Amendement n° 181 — APRÈS L'ARTICLE 10 QUINQUIES, insérer l'article suivant:
Dispositif
L’article L. 563‑2 du code monétaire et financier est ainsi modifié :
1° Le quatrième alinéa est ainsi modifié :
a) Au début, sont ajoutés les mots : « Le président » ;
b) Le mot : « huit » est remplacé par le mot : « cinq » ;
2° L’avant-dernier alinéa est ainsi modifié :
a) Les mots : « le ministre chargé du budget peut, sur proposition de l’Autorité nationale des jeux, » sont remplacés par les mots : « le président de l’Autorité nationale des jeux peut » ;
b) Est ajoutée une phrase ainsi rédigée : « Cette décision est notifiée aux prestataires de services de paiement établis en France par tout moyen propre à établir sa date d’envoi. »
3° Avant le dernier alinéa, il est un inséré un alinéa ainsi rédigé :
« Le président de l’Autorité nationale des jeux peut également communiquer aux prestataires de services de paiement établis en France les informations nécessaires à la mise en œuvre de l’interdiction. »
4° Le même dernier alinéa est ainsi modifié :
a) Au début, les mots : « Le ministre chargé du budget » sont remplacés par les mots : « Le président de l’Autorité nationale des jeux » ;
b) Les mots : « à l’alinéa précédent » sont remplacés par les mots : « au cinquième alinéa ».
Exposé sommaire
Cet amendement s’attache, comme l’article 10 quinquies, à renforcer la lutte contre les sites illégaux de paris sportifs dont l’existence et la croissance portent atteinte au financement du sport professionnel.
Si l’article 10 quinquies renforce la lutte contre le blanchiment dans le champ des paris sportifs, cet amendement rénove la procédure de blocage des flux financiers vers les sites illicites de paris.
Deux modifications principales sont apportées au dispositif actuel :
· L’intervention du ministre du budget est remplacée par une intervention du président de l’autorité nationale des jeux (ANJ).
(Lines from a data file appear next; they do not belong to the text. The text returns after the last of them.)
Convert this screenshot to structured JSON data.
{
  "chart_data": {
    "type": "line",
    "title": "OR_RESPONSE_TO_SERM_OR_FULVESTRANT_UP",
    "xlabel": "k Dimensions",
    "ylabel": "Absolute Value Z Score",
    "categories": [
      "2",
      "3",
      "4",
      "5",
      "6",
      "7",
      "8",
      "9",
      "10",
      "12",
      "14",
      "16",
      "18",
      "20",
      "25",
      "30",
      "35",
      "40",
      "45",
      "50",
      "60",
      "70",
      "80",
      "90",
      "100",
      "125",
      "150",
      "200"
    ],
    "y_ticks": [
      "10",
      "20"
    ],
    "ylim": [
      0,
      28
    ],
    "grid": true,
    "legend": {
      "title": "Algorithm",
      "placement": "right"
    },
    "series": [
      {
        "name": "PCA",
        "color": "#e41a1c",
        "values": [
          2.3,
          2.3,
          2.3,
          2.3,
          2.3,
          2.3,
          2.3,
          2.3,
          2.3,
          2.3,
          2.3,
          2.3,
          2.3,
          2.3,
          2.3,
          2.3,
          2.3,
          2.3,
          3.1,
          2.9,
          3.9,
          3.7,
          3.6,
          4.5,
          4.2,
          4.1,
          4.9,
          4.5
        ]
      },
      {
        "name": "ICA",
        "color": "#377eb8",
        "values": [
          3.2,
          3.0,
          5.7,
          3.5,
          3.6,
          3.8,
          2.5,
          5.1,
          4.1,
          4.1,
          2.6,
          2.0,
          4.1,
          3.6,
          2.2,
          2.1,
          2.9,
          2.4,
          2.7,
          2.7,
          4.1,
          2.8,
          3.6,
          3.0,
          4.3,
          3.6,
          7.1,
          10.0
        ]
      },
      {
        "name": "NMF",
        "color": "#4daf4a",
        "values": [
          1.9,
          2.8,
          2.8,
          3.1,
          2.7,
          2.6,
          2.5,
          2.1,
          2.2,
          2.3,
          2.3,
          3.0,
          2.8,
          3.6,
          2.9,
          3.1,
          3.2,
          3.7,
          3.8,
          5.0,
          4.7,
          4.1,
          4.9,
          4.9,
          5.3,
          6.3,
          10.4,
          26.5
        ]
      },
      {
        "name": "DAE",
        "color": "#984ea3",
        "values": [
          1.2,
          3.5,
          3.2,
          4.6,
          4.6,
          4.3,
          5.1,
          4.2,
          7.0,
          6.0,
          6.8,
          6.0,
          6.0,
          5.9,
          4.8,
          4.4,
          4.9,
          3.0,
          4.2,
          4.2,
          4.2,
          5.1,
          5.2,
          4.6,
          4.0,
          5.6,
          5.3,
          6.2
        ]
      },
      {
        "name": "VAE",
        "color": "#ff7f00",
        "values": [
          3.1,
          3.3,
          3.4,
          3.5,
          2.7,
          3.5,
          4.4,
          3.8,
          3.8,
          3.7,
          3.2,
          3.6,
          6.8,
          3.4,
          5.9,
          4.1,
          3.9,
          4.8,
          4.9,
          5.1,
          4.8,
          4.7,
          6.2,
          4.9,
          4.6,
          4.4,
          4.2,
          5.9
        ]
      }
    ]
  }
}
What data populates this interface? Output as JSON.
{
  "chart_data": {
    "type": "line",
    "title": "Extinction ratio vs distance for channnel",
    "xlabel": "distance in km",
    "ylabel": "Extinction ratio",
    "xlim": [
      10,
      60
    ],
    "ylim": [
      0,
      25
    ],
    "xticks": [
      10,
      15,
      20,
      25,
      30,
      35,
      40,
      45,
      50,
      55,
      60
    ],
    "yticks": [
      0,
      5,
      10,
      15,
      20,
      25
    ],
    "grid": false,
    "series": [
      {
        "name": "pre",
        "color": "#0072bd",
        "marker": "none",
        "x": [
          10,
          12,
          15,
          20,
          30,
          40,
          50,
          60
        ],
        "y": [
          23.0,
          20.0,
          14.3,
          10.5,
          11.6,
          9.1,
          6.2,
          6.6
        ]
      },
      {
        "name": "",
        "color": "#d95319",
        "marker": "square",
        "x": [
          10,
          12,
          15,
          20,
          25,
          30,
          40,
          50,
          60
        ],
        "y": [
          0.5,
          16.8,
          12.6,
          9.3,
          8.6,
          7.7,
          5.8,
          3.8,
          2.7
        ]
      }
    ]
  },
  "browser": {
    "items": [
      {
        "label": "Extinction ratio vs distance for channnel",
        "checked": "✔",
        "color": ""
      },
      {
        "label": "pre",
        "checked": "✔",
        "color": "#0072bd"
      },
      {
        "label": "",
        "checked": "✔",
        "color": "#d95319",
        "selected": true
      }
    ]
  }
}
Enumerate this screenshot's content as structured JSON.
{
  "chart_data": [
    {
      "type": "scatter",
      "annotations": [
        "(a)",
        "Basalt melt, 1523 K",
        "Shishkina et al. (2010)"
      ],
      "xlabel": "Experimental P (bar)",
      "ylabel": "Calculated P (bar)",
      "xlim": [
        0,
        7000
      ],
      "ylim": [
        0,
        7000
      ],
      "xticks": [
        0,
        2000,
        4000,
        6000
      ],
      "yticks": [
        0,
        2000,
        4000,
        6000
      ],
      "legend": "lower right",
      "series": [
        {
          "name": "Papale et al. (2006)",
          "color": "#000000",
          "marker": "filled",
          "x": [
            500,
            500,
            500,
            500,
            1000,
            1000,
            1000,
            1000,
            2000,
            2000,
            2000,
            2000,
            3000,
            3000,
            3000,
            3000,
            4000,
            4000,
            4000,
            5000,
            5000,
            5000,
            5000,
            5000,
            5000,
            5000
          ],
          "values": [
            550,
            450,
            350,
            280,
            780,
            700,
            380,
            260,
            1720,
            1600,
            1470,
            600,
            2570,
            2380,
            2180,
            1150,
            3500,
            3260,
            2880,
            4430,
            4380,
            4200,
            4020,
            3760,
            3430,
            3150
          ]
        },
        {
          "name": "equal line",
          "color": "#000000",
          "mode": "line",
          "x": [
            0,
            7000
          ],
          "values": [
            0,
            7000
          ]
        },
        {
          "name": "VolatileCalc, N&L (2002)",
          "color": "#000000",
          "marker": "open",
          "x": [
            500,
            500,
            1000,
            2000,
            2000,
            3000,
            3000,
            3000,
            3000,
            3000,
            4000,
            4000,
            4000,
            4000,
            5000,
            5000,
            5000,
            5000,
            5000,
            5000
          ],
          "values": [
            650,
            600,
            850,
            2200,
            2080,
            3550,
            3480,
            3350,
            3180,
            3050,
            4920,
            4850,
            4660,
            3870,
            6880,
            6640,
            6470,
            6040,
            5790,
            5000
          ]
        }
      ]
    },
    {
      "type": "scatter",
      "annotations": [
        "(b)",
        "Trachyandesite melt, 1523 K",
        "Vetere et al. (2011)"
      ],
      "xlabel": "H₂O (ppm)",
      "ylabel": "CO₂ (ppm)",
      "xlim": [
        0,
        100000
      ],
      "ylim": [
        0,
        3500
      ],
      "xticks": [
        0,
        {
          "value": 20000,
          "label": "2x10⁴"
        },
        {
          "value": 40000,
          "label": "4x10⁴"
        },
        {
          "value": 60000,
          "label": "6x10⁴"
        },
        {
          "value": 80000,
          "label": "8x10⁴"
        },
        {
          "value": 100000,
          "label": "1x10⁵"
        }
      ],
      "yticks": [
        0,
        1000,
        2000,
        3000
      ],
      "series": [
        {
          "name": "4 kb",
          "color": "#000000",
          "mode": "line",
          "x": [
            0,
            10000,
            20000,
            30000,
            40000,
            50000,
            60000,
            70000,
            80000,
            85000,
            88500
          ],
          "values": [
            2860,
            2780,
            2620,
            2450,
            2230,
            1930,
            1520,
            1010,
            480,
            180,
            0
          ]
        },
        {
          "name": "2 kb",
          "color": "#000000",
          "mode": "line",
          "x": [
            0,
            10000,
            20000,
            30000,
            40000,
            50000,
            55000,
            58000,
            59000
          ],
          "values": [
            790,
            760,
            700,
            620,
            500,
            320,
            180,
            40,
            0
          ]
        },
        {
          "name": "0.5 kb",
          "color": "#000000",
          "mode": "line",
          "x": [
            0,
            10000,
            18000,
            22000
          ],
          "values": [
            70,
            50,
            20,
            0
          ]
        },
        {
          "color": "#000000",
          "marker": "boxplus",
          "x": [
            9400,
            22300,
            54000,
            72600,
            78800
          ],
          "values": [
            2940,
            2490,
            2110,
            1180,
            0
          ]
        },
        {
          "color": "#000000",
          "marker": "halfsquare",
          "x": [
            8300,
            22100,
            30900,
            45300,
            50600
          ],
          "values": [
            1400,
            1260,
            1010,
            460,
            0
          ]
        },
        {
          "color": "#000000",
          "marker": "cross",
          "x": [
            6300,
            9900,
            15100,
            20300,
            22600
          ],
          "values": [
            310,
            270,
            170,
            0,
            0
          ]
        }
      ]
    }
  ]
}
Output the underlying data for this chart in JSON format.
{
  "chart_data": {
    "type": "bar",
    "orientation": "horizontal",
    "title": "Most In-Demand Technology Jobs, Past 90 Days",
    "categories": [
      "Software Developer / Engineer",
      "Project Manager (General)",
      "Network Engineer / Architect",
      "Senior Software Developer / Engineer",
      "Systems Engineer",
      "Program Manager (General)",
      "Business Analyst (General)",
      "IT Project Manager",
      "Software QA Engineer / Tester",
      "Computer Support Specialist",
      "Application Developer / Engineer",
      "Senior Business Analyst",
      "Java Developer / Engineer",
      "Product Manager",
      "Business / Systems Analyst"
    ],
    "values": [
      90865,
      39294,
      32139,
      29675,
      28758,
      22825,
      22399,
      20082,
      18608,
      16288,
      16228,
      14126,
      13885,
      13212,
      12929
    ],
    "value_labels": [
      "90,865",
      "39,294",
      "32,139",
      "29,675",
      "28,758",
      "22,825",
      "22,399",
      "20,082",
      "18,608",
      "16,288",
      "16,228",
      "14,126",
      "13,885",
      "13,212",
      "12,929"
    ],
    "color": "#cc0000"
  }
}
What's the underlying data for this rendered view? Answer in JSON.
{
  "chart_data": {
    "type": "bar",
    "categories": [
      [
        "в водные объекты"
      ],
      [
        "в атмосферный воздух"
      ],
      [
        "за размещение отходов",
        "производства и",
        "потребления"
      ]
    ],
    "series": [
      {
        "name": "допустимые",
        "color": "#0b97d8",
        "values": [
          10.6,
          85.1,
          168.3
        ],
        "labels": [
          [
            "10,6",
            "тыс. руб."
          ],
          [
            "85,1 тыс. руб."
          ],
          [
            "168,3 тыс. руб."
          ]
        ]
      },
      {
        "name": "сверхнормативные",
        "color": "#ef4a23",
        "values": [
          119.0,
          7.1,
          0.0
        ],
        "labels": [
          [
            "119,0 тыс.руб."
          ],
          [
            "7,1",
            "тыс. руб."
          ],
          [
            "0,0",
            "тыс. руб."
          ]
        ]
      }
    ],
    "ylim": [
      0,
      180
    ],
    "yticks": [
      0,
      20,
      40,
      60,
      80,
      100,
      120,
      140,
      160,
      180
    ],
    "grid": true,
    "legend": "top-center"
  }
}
Cette mesure doit permettre d’accélérer la prise de décision. Cette proposition s’inspire, d’une part, de ce qui se fait en Norvège et, d’autre part, de l’extension du pouvoir administratif de l’ANJ décidé par l’article 49 de la loi n° 2022-296 du 2 mars 2022 ;
· L’ANJ se verrait reconnaître un pouvoir de communication aux prestataires de services de paiement établis en France des informations nécessaires à la mise en œuvre des interdictions prononcées. Concrètement, l’ANJ pourrait par exemple communiquer aux banques l’IBAN d’un site illicite, ce qui n’est pas possible dans le droit actuel.
Cette double proposition doit permettre de renforcer la lutte contre les sites illégaux de paris dont la croissance porte atteinte au financement du sport professionnel.